Man charged in decades-old strangling murder, sexual assault with help of DNA
Gene C. Meyer was taken into custody on Wednesday and charged one count of first-degree murder and one count of first-degree sexual assault with a dangerous weapon in the 1988 slaying of 60-year-old Betty Rolf
By Edward Era Barbacena
A white man from Washington state has been charged in the 1988 slaying of a Wisconsin woman after he was identified using "familial DNA searching" to examine records of people who may be related to the suspect.
Gene C. Meyer, 66, is charged with first-degree murder and first-degree sexual assault with use of a dangerous weapon in the killing of 60-year-old Betty Rolf, WLUK-TV in Green Bay, Wisconsin, reported Thursday.
Meyer lived about a mile from where Rolf's body was found on Nov. 7, 1988, just outside of Appleton, Wisconsin. The complaint alleges that Meyer fled to Washington after the slaying. He now lives in Eastonville.
Rolf had been sexually assaulted, beaten and strangled.
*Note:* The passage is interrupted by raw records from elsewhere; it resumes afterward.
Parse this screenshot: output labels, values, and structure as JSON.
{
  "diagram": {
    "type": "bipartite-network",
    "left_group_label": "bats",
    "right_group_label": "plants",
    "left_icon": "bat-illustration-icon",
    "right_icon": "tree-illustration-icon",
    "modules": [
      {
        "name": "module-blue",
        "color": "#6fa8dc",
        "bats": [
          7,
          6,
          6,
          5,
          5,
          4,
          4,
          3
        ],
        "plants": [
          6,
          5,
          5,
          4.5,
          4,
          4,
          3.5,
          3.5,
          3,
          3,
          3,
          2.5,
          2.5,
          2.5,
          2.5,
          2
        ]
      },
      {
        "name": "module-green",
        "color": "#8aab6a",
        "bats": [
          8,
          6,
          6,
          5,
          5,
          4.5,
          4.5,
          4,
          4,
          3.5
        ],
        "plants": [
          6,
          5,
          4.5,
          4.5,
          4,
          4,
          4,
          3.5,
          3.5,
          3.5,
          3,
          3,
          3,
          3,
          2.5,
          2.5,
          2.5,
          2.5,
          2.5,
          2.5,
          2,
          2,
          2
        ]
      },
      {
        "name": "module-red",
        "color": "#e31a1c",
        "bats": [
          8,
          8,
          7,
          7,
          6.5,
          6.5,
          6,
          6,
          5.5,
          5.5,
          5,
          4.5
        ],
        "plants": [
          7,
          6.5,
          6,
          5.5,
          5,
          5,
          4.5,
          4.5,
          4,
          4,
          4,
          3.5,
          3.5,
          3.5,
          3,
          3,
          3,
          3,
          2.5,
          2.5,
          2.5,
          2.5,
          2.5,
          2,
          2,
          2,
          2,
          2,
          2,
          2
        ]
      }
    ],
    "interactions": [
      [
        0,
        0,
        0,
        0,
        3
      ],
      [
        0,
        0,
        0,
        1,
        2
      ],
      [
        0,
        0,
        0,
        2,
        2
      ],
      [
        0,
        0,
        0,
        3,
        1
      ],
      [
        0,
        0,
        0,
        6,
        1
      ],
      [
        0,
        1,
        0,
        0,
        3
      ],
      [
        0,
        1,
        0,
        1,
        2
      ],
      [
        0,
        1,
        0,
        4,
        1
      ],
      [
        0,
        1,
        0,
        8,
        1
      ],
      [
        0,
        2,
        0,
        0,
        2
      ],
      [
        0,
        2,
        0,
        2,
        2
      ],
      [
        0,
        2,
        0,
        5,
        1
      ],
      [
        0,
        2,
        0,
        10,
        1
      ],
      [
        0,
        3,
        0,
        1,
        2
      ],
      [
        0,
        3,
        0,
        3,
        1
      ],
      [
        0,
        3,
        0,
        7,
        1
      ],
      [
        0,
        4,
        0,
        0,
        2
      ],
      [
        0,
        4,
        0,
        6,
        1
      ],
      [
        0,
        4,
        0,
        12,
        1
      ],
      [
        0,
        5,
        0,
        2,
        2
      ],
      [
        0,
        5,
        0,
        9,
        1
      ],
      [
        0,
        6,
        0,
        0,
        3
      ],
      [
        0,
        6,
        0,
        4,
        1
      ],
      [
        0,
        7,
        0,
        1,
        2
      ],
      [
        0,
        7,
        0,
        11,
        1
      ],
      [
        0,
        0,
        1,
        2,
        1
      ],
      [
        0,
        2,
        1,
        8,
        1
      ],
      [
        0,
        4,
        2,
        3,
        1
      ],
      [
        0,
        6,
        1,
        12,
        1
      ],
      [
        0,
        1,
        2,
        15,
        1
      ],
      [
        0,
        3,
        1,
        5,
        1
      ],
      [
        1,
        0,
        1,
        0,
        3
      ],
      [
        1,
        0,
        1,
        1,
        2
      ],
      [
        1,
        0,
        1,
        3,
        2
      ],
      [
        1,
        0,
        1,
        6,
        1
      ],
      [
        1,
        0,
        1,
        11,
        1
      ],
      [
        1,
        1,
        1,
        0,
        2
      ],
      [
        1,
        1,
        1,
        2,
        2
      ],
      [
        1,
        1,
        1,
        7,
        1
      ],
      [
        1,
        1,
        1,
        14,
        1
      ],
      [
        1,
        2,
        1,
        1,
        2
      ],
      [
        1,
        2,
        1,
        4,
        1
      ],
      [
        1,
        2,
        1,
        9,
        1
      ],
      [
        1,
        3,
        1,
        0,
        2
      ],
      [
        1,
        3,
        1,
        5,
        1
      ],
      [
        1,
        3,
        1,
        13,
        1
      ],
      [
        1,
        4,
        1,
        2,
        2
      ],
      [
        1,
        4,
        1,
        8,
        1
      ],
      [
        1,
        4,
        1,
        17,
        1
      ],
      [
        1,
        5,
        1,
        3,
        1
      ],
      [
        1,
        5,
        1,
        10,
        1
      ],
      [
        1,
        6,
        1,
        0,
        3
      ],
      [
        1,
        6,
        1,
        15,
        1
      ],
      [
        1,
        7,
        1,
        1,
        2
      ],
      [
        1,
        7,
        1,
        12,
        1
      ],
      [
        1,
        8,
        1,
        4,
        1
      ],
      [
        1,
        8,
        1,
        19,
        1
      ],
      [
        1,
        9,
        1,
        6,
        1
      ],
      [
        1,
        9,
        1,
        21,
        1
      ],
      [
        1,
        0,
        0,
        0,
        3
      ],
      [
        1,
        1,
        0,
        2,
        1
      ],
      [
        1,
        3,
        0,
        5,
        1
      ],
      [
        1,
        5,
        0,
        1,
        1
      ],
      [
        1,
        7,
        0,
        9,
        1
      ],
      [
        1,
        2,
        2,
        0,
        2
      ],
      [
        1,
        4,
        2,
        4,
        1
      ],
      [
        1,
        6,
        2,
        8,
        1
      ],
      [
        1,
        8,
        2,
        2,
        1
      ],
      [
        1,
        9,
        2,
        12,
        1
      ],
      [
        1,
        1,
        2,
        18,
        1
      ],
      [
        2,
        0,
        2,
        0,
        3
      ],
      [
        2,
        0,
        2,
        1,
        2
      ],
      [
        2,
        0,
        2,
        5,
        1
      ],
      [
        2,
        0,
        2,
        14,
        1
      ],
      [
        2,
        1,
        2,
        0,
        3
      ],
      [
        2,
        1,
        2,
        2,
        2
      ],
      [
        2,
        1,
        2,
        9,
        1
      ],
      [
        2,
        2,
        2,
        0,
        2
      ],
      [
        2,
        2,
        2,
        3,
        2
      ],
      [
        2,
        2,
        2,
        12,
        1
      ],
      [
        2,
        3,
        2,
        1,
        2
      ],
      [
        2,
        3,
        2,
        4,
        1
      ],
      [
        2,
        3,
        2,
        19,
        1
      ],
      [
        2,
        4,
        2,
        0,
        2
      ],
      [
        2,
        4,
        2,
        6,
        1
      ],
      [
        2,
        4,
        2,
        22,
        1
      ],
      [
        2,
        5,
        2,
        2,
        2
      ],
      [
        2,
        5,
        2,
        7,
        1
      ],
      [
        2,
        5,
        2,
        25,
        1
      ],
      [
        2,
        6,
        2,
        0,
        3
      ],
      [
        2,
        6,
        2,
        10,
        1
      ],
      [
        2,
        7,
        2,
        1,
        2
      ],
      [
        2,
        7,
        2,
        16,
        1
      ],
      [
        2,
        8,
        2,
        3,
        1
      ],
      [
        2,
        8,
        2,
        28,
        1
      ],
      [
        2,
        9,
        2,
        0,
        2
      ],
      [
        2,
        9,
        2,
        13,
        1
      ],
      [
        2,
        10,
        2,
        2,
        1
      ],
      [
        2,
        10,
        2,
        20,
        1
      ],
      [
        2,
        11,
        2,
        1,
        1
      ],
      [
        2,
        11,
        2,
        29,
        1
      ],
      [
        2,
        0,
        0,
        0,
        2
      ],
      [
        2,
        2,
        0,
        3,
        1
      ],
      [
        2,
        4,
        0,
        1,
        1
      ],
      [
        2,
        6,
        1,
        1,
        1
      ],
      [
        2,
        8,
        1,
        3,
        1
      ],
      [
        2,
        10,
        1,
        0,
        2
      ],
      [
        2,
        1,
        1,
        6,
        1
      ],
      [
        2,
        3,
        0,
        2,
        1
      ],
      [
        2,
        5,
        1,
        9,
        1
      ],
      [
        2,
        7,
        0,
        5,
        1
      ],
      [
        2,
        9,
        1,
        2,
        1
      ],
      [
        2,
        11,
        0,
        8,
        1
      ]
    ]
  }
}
Meyer was arrested Wednesday, the sheriff's department in Outagamie County, Wisconsin, said. He was jailed in Washington pending extradition to Wisconsin.
The criminal complaint says investigators had a DNA profile from a sample taken from Rolf's body and searched a DNA database for any close biological relatives to the suspect. Based on that sarch, police determined the only suspects could be Meyer or his brother.
The brother provided a DNA sample that eliminated him as a suspect, the complaint said.
FBI agents tracked down Meyer to Washington, and obtained DNA samples from the door handle of his truck. The complaint says the samples matched those obtained from Rolf's body during an autopsy.